一辺が1cm以上、5cm以下の角形となるように破砕したAuを含む廃基板を、濃度50質量%の王水に浸漬して、金属成分を溶解させた。この後、固液分離を行い、貴金属溶出液を得た。
【0060】
(本発明例1)
貴金属溶出液を30℃で1時間加熱した(加熱工程)。その後、液温が25℃になるまで放冷した(冷却工程)。
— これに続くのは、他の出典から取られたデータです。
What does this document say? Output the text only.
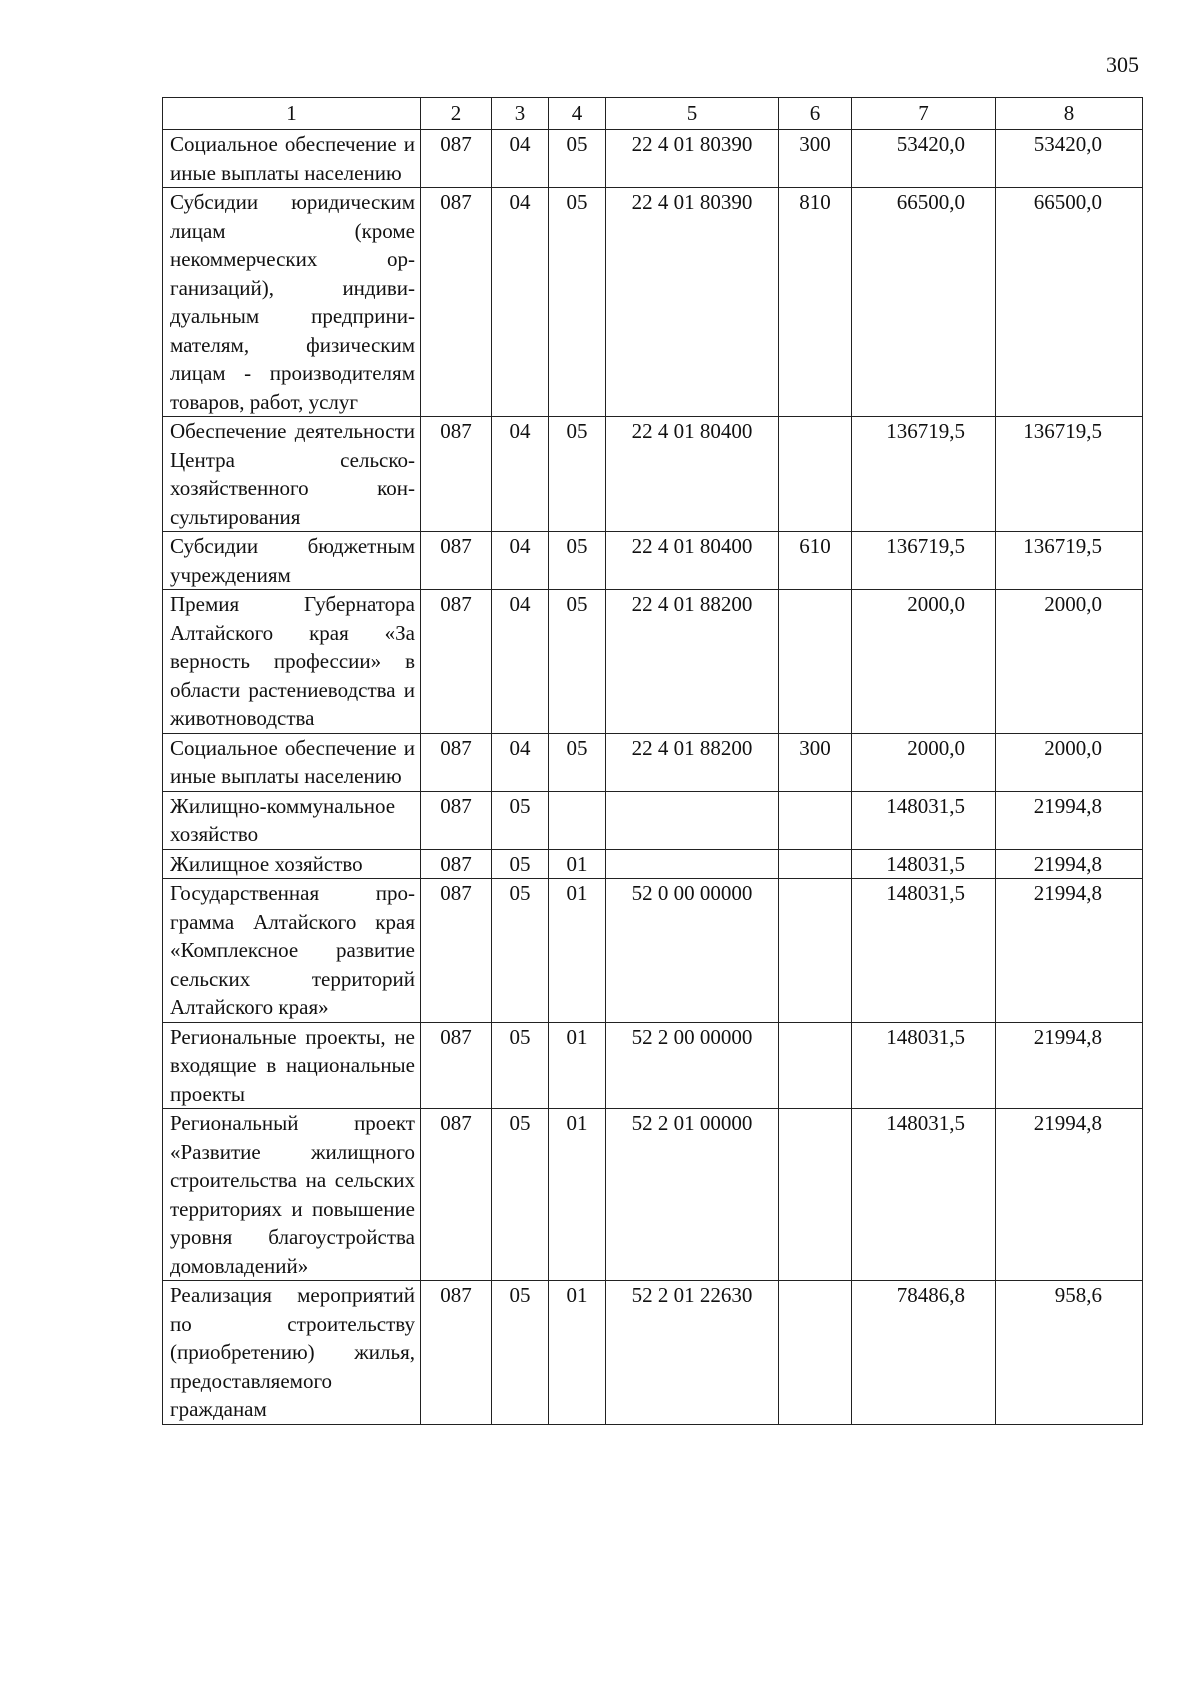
305
1	2	3	4	5	6	7	8
Социальное обеспечение и иные выплаты населению	087	04	05	22 4 01 80390	300	53420,0	53420,0
Субсидии юридическим лицам (кроме некоммерческих организаций), индивидуальным предпринимателям, физическим лицам - производителям товаров, работ, услуг	087	04	05	22 4 01 80390	810	66500,0	66500,0
Обеспечение деятельности Центра сельскохозяйственного консультирования	087	04	05	22 4 01 80400		136719,5	136719,5
Субсидии бюджетным учреждениям	087	04	05	22 4 01 80400	610	136719,5	136719,5
Премия Губернатора Алтайского края «За верность профессии» в области растениеводства и животноводства	087	04	05	22 4 01 88200		2000,0	2000,0
Социальное обеспечение и иные выплаты населению	087	04	05	22 4 01 88200	300	2000,0	2000,0
Жилищно-коммунальное хозяйство	087	05				148031,5	21994,8
Жилищное хозяйство	087	05	01			148031,5	21994,8
Государственная программа Алтайского края «Комплексное развитие сельских территорий Алтайского края»	087	05	01	52 0 00 00000		148031,5	21994,8
Региональные проекты, не входящие в национальные проекты	087	05	01	52 2 00 00000		148031,5	21994,8
Региональный проект «Развитие жилищного строительства на сельских территориях и повышение уровня благоустройства домовладений»	087	05	01	52 2 01 00000		148031,5	21994,8
Реализация мероприятий по строительству (приобретению) жилья, предоставляемого гражданам	087	05	01	52 2 01 22630		78486,8	958,6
こうして得られた、加熱処理を行った貴金属溶出液この溶液に濃度が5.0×1014cells/m3となるようパン酵母を投入し、貴金属溶出液に含まれるAuイオンを酵母にバイオ吸着させた。酵母の代表菌であるSaccharomyces cerevisiaeは、オリエンタル酵母工業株式会社製の食用に市販されているものを用いた。そして、パン酵母を投入して5分後に、遠心分離によって酵母を分離した後、上澄み溶液に含まれる金属濃度を測定した。
【0061】
(本発明例2)
貴金属溶出液を60℃で1時間加熱した(加熱工程)こと以外は、本発明例1と同様の条件である。
【0062】
(本発明例3)
貴金属溶出液を90℃で1時間加熱した(加熱工程)こと以外は、本発明例1と同様の条件である。
【0063】
(本発明例4)
本発明例1で得られた酵母を分離後の上澄み溶液を、再度90℃で1時間加熱したこと以外は、本発明例1と同様の条件である。
【0064】
(比較例1)
貴金属溶出液を、加熱工程および冷却工程を経ずに、そのままパン酵母を投入したこと以外は本発明例1と同様の条件である。なお、加熱しない貴金属溶出液の液温は10℃以下であった。
【0065】
(比較例2)
加熱工程および冷却工程を経ずにパン酵母を投入した貴金属溶出液を、パン酵母を投入して60分後に、遠心分離によって酵母を分離したこと以外は比較例1と同様の条件である。
【0066】
以上の本発明例1-3、および比較例1、2のAu吸着率を表1に示す。
また、実施例1において、吸着された金属の選択性を図2に示す。
なお、金属イオンの吸着率は、酵母投入前の貴金属溶出液をフィルターろ過した後、ICP発光分光分析により、液中の金属の濃度を測定した。その後、酵母投入後の貴金属溶出液を採取し、フィルターろ過した後、ICP発光分光分析により金属濃度を測定した。この酵母投入前後の液中の金属濃度の減少度合いを吸着率とした。
【0067】
【表1】
【0068】
表1に示す結果によれば、本発明例のように、貴金属溶出液を予め30℃以上に加熱することによって、貴金属溶出液の加熱を行わない比較例と比べて、酵母に吸着されるAuの吸着率が、大きく高められることが確認できた。特に、貴金属溶出液を90℃まで加熱した本発明例3、4では、酵母に吸着されるAuの吸着率がいずれも80%以上となった。
また、図2に示す結果によれば、酵母にはAuが他の卑金属等よりも選択的に吸着されることが確認できた。